Pension publique : la nationalité change le résultat

L’article 19 vise les pensions payées par l’État suisse, un canton, une commune ou une collectivité au titre de services rendus. Elles sont en principe imposables en Suisse. Toutefois, elles deviennent imposables uniquement en Algérie lorsque le bénéficiaire est à la fois résident d’Algérie et de nationalité algérienne.

Le tableau AFC 2026 distingue ainsi les situations suivantes :

  • un retraité de nationalité suisse uniquement reste soumis à la retenue suisse sur sa pension publique ;
  • un retraité de nationalité algérienne résidant en Algérie relève en principe de l’Algérie ;
  • un binational suisse-algérien résidant en Algérie bénéficie également de l’exception liée à la nationalité algérienne ;
  • un ressortissant d’un État tiers ne possédant pas la nationalité algérienne reste en principe imposable en Suisse.

Le protocole de la convention précise que le terme « pensions » des articles 18 et 19 couvre aussi les paiements forfaitaires. Le capital d’une pension publique ne doit donc pas être traité automatiquement comme un capital LPP privé. Pour un résident d’Algérie possédant la nationalité algérienne, le tableau AFC prévoit une rétrocession possible de la retenue initiale sur le capital public ; une personne de nationalité suisse uniquement ne dispose pas de cette rétrocession. Par ailleurs, si l’entité publique exerçait une activité industrielle ou commerciale, les règles ordinaires peuvent redevenir applicables.

Résidence fiscale : regarder les faits

La convention considère notamment le foyer permanent, le centre des intérêts vitaux, le séjour habituel et la nationalité pour départager une double résidence. Une radiation communale n’efface pas à elle seule un logement disponible, le domicile du conjoint ou l’essentiel des intérêts économiques en Suisse.

En Algérie, ouvrez ou mettez à jour votre dossier fiscal, obtenez le numéro d’identification fiscale algérien nécessaire et faites qualifier séparément chaque rente et capital.

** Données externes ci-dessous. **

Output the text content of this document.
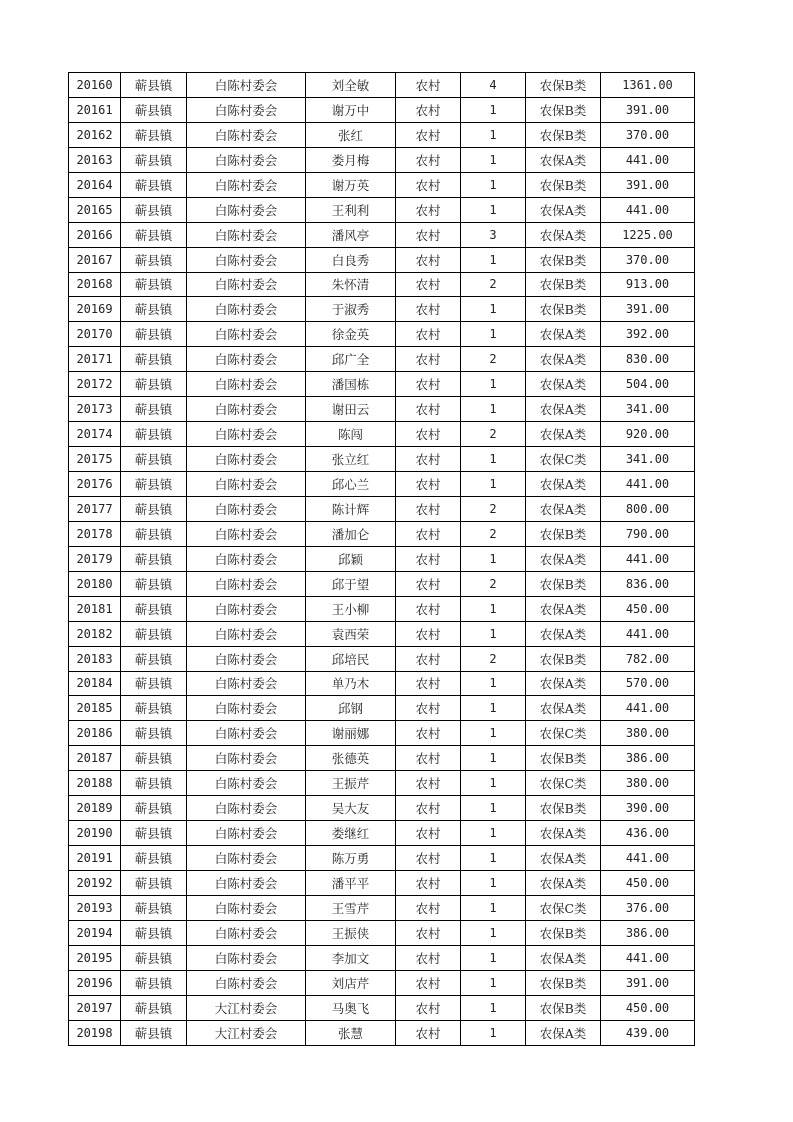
20160	蕲县镇	白陈村委会	刘全敏	农村	4	农保B类	1361.00
20161	蕲县镇	白陈村委会	谢万中	农村	1	农保B类	391.00
20162	蕲县镇	白陈村委会	张红	农村	1	农保B类	370.00
20163	蕲县镇	白陈村委会	娄月梅	农村	1	农保A类	441.00
20164	蕲县镇	白陈村委会	谢万英	农村	1	农保B类	391.00
20165	蕲县镇	白陈村委会	王利利	农村	1	农保A类	441.00
20166	蕲县镇	白陈村委会	潘风亭	农村	3	农保A类	1225.00
20167	蕲县镇	白陈村委会	白良秀	农村	1	农保B类	370.00
20168	蕲县镇	白陈村委会	朱怀清	农村	2	农保B类	913.00
20169	蕲县镇	白陈村委会	于淑秀	农村	1	农保B类	391.00
20170	蕲县镇	白陈村委会	徐金英	农村	1	农保A类	392.00
20171	蕲县镇	白陈村委会	邱广全	农村	2	农保A类	830.00
20172	蕲县镇	白陈村委会	潘国栋	农村	1	农保A类	504.00
20173	蕲县镇	白陈村委会	谢田云	农村	1	农保A类	341.00
20174	蕲县镇	白陈村委会	陈闯	农村	2	农保A类	920.00
20175	蕲县镇	白陈村委会	张立红	农村	1	农保C类	341.00
20176	蕲县镇	白陈村委会	邱心兰	农村	1	农保A类	441.00
20177	蕲县镇	白陈村委会	陈计辉	农村	2	农保A类	800.00
20178	蕲县镇	白陈村委会	潘加仑	农村	2	农保B类	790.00
20179	蕲县镇	白陈村委会	邱颖	农村	1	农保A类	441.00
20180	蕲县镇	白陈村委会	邱于望	农村	2	农保B类	836.00
20181	蕲县镇	白陈村委会	王小柳	农村	1	农保A类	450.00
20182	蕲县镇	白陈村委会	袁西荣	农村	1	农保A类	441.00
20183	蕲县镇	白陈村委会	邱培民	农村	2	农保B类	782.00
20184	蕲县镇	白陈村委会	单乃木	农村	1	农保A类	570.00
20185	蕲县镇	白陈村委会	邱钢	农村	1	农保A类	441.00
20186	蕲县镇	白陈村委会	谢丽娜	农村	1	农保C类	380.00
20187	蕲县镇	白陈村委会	张德英	农村	1	农保B类	386.00
20188	蕲县镇	白陈村委会	王振芹	农村	1	农保C类	380.00
20189	蕲县镇	白陈村委会	吴大友	农村	1	农保B类	390.00
20190	蕲县镇	白陈村委会	娄继红	农村	1	农保A类	436.00
20191	蕲县镇	白陈村委会	陈万勇	农村	1	农保A类	441.00
20192	蕲县镇	白陈村委会	潘平平	农村	1	农保A类	450.00
20193	蕲县镇	白陈村委会	王雪芹	农村	1	农保C类	376.00
20194	蕲县镇	白陈村委会	王振侠	农村	1	农保B类	386.00
20195	蕲县镇	白陈村委会	李加文	农村	1	农保A类	441.00
20196	蕲县镇	白陈村委会	刘店芹	农村	1	农保B类	391.00
20197	蕲县镇	大江村委会	马奥飞	农村	1	农保B类	450.00
20198	蕲县镇	大江村委会	张慧	农村	1	农保A类	439.00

La convention prévoit un mécanisme de crédit lorsque des revenus d’un résident d’Algérie sont valablement imposables en Suisse, dans la limite de l’impôt algérien correspondant.

Assurance maladie en Algérie : LAMal, CNAS et couverture privée

L’assurance-maladie est le poste qui peut transformer un projet financièrement confortable en situation fragile. Une rente élevée ne garantit pas l’accès à une couverture, et une carte d’assurance conservée dans un portefeuille ne prouve pas que les droits sont encore ouverts.

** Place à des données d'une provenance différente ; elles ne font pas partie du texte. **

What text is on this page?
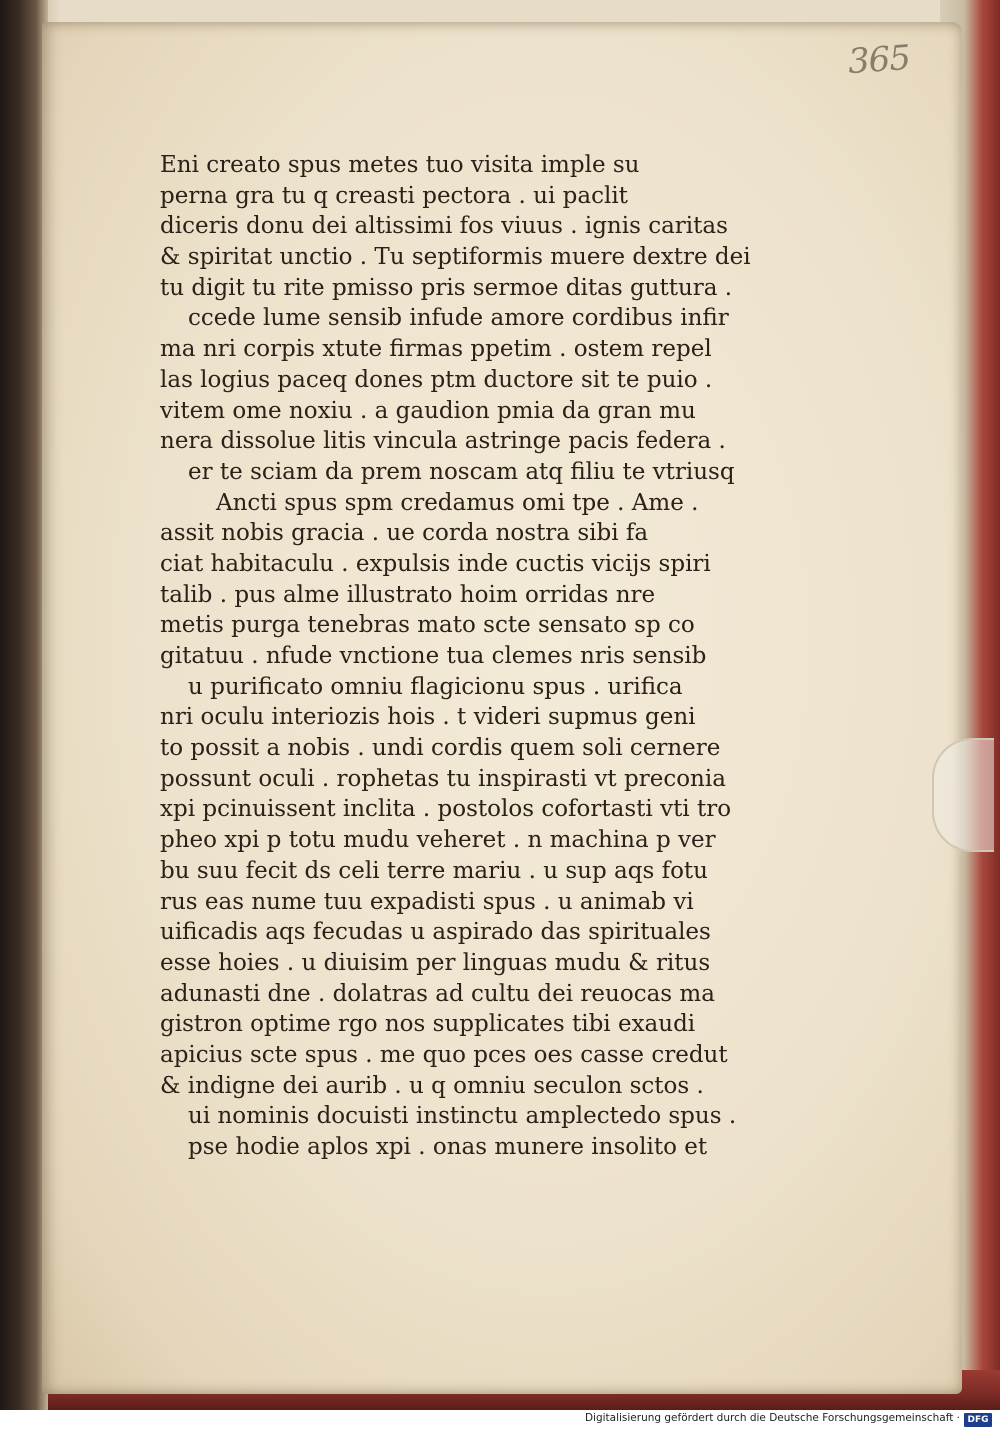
365
Eni creato spus metes tuo visita imple su
perna gra tu q creasti pectora . ui paclit
diceris donu dei altissimi fos viuus . ignis caritas
& spiritat unctio . Tu septiformis muere dextre dei
tu digit tu rite pmisso pris sermoe ditas guttura .
ccede lume sensib infude amore cordibus infir
ma nri corpis xtute firmas ppetim . ostem repel
las logius paceq dones ptm ductore sit te puio .
vitem ome noxiu . a gaudion pmia da gran mu
nera dissolue litis vincula astringe pacis federa .
er te sciam da prem noscam atq filiu te vtriusq
Ancti spus spm credamus omi tpe . Ame .
assit nobis gracia . ue corda nostra sibi fa
ciat habitaculu . expulsis inde cuctis vicijs spiri
talib . pus alme illustrato hoim orridas nre
metis purga tenebras mato scte sensato sp co
gitatuu . nfude vnctione tua clemes nris sensib
u purificato omniu flagicionu spus . urifica
nri oculu interiozis hois . t videri supmus geni
to possit a nobis . undi cordis quem soli cernere
possunt oculi . rophetas tu inspirasti vt preconia
xpi pcinuissent inclita . postolos cofortasti vti tro
pheo xpi p totu mudu veheret . n machina p ver
bu suu fecit ds celi terre mariu . u sup aqs fotu
rus eas nume tuu expadisti spus . u animab vi
uificadis aqs fecudas u aspirado das spirituales
esse hoies . u diuisim per linguas mudu & ritus
adunasti dne . dolatras ad cultu dei reuocas ma
gistron optime rgo nos supplicates tibi exaudi
apicius scte spus . me quo pces oes casse credut
& indigne dei aurib . u q omniu seculon sctos .
ui nominis docuisti instinctu amplectedo spus .
pse hodie aplos xpi . onas munere insolito et
Digitalisierung gefördert durch die Deutsche Forschungsgemeinschaft · DFG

La LAMal ne suit pas le retraité en Algérie

Les bénéficiaires d’une rente suisse installés dans l’UE/AELE ou au Royaume-Uni peuvent relever de mécanismes spécifiques. L’Algérie est un pays tiers. Lorsqu’une personne y établit son domicile, elle ne peut en principe plus être assurée par l’assurance obligatoire suisse de base LAMal.

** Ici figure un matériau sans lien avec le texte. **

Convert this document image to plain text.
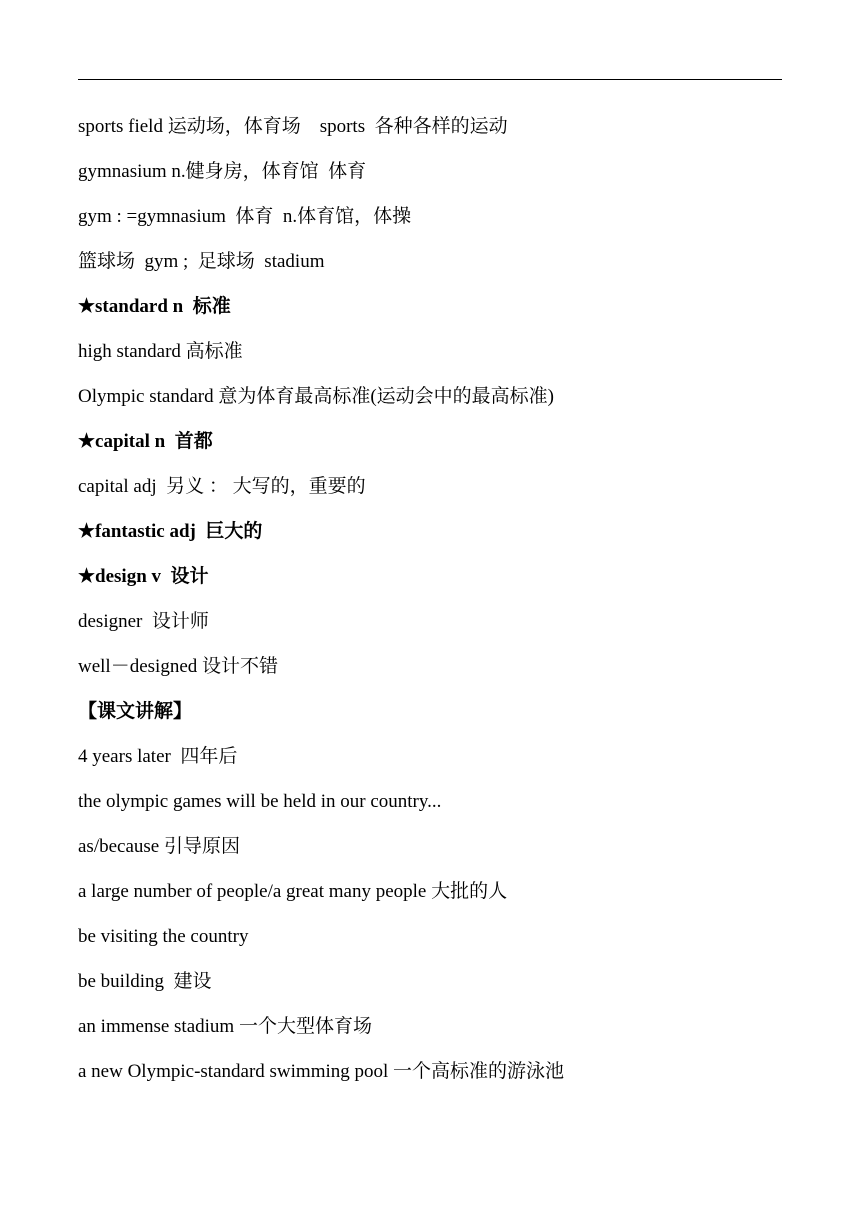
sports field 运动场，体育场    sports  各种各样的运动
gymnasium n.健身房，体育馆  体育
gym : =gymnasium  体育  n.体育馆，体操
篮球场  gym ;  足球场  stadium
★standard n  标准
high standard 高标准
Olympic standard 意为体育最高标准(运动会中的最高标准)
★capital n  首都
capital adj  另义 ： 大写的，重要的
★fantastic adj  巨大的
★design v  设计
designer  设计师
well－designed 设计不错
【课文讲解】
4 years later  四年后
the olympic games will be held in our country...
as/because 引导原因
a large number of people/a great many people 大批的人
be visiting the country
be building  建设
an immense stadium 一个大型体育场
a new Olympic-standard swimming pool 一个高标准的游泳池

L’obligation LAMal est liée au domicile légal. La déclaration de départ à la commune constitue une preuve importante, mais l’Office fédéral de la santé publique rappelle qu’elle ne suffit pas toujours à elle seule : le domicile suppose une résidence avec l’intention de s’établir durablement. L’assureur doit confirmer la date de fin par écrit.

Une pension suisse n’ouvre pas automatiquement la CNAS

En l’absence de convention sociale Suisse–Algérie, l’AVS ou la LPP ne crée pas automatiquement une affiliation à la CNAS. La couverture algérienne dépend d’un statut reconnu localement : assuré social, ayant droit, bénéficiaire d’un avantage de sécurité sociale ou autre fondement prévu par la législation.

Une personne qui perçoit aussi une retraite algérienne, reprend une activité déclarée ou peut être ayant droit de son conjoint peut avoir un dossier différent. Demandez une confirmation à l’agence CNAS compétente et vérifiez les droits attachés à la carte Chifa. Le guide sur la CNAS et la sécurité sociale en Algérie détaille le fonctionnement des prestations et des ayants droit.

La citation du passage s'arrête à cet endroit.